Usability for non-daily users removed a recurring adoption objection: ease of use for team members outside the core compliance function was explicitly cited in the decision criteria, and Drata's interface addressed that concern in a way the self-hosted system never had.
[ How Drata solved it ]
Drata GRC replaced the homegrown system as the primary compliance automation platform for IT and security, bringing out-of-box integrations with AWS, Azure, Entra ID, and GitHub that eliminated the manual evidence-gathering steps consuming the most team capacity. Where the previous system required staff to match and consolidate data by hand, Drata automated collection and surfaced evidence in a format auditors could work with directly.
The evaluation included a structured proof-of-concept and executive demos, culminating in a live demonstration with the company's Deloitte audit team, which provided the external validation checkpoint the internal champions needed to secure broad organizational alignment. Drata TPRM addressed adjacent risk workflows, and the platform's workspace architecture offered a credible path to expansion across additional frameworks and business units as the company's compliance program matured.
Critically, Drata did not require the company to displace every existing tool. The audit team retained its existing platform, and the security organization kept its identity tooling. Drata won by proving it could deliver a better operating model for the IT and security compliance motion specifically, while coexisting with the broader tool environment rather than competing against it.
[ Before and after Drata ]
Before Drata, two to four IT team members were effectively dedicated to manual audit evidence preparation, with no automated path to satisfy Deloitte's requirements at enterprise scale.
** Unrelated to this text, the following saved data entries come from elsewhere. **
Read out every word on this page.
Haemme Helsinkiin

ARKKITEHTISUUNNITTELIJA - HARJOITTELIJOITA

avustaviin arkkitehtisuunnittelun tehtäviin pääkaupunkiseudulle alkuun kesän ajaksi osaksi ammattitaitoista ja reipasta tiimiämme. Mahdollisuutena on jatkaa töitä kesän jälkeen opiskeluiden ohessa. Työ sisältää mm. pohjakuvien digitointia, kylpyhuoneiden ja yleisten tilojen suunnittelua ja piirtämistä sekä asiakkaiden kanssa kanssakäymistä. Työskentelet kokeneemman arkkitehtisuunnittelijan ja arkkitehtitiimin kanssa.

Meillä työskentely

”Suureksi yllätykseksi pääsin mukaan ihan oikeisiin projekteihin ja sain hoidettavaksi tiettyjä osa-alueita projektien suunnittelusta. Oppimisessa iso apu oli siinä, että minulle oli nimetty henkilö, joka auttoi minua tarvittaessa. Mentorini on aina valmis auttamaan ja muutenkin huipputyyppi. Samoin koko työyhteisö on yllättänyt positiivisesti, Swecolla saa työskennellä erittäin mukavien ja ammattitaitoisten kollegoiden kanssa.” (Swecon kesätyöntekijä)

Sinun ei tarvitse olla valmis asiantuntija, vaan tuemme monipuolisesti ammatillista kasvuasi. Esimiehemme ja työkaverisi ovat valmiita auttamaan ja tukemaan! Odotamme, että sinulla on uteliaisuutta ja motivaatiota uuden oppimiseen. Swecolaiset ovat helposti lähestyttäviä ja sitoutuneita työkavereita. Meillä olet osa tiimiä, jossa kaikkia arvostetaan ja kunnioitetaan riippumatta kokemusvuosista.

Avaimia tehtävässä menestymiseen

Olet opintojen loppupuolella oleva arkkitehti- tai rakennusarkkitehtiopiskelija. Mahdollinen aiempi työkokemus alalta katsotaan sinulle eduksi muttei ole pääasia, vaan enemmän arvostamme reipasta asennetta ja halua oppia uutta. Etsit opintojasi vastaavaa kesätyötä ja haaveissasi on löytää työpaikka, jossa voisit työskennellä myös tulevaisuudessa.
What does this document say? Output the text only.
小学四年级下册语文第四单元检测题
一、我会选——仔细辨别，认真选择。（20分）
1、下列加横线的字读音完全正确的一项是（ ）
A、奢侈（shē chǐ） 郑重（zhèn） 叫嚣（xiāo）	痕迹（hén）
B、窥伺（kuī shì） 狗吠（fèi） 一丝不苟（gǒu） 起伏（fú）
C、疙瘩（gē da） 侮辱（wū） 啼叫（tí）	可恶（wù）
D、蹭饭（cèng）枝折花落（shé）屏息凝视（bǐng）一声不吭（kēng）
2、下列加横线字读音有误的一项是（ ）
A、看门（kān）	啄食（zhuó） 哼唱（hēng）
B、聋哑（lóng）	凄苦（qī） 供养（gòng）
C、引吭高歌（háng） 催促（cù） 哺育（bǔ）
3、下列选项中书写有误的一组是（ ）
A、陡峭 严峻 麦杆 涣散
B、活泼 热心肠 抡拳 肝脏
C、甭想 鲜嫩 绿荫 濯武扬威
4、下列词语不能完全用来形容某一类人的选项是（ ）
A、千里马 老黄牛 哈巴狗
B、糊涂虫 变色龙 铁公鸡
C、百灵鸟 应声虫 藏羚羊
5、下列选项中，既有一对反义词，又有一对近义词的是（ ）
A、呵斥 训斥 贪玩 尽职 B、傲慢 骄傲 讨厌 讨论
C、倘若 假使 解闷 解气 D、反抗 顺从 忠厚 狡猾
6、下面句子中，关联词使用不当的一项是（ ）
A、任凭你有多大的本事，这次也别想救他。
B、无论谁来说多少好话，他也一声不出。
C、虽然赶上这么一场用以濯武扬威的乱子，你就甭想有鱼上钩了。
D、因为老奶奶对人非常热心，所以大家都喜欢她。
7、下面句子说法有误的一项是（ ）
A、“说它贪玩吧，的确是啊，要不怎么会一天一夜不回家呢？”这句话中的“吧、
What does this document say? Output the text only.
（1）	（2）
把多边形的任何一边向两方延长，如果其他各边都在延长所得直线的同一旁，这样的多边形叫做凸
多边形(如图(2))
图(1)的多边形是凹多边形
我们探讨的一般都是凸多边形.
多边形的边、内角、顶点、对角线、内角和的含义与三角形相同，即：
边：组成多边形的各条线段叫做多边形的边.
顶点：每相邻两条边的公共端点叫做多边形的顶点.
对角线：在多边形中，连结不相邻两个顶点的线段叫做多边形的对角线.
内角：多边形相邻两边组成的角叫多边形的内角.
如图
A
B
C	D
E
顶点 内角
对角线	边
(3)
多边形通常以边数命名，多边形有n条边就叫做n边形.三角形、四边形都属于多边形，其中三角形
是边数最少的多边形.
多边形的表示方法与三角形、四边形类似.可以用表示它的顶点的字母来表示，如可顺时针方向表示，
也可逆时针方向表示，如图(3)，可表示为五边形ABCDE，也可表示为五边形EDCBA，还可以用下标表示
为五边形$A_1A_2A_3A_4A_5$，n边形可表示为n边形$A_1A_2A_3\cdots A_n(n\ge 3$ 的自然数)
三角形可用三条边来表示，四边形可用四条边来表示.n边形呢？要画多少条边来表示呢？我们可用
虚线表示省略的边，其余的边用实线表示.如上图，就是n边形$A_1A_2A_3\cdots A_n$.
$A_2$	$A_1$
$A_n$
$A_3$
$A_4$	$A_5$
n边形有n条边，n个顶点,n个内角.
After, evidence collection runs automatically across the company's core cloud and identity systems, and the team's capacity has been redirected to higher-value work.
[ Business outcome ]
With Drata in place, the company moved from a fragile, manually intensive compliance operation to an automated program capable of supporting enterprise audit cycles at scale. The two to four IT team members previously absorbed by audit evidence workflows were freed to redirect their capacity toward higher-value projects, a recoverable labor cost that had been the clearest financial driver behind the purchase decision.
Deloitte auditor acceptance, secured during the evaluation itself, removed a significant adoption risk and gave internal stakeholders confidence that the new platform would hold up under external scrutiny. The company now has a compliance foundation designed to grow, with workspace architecture and multi-framework support available as the program expands across additional business units and regulatory requirements.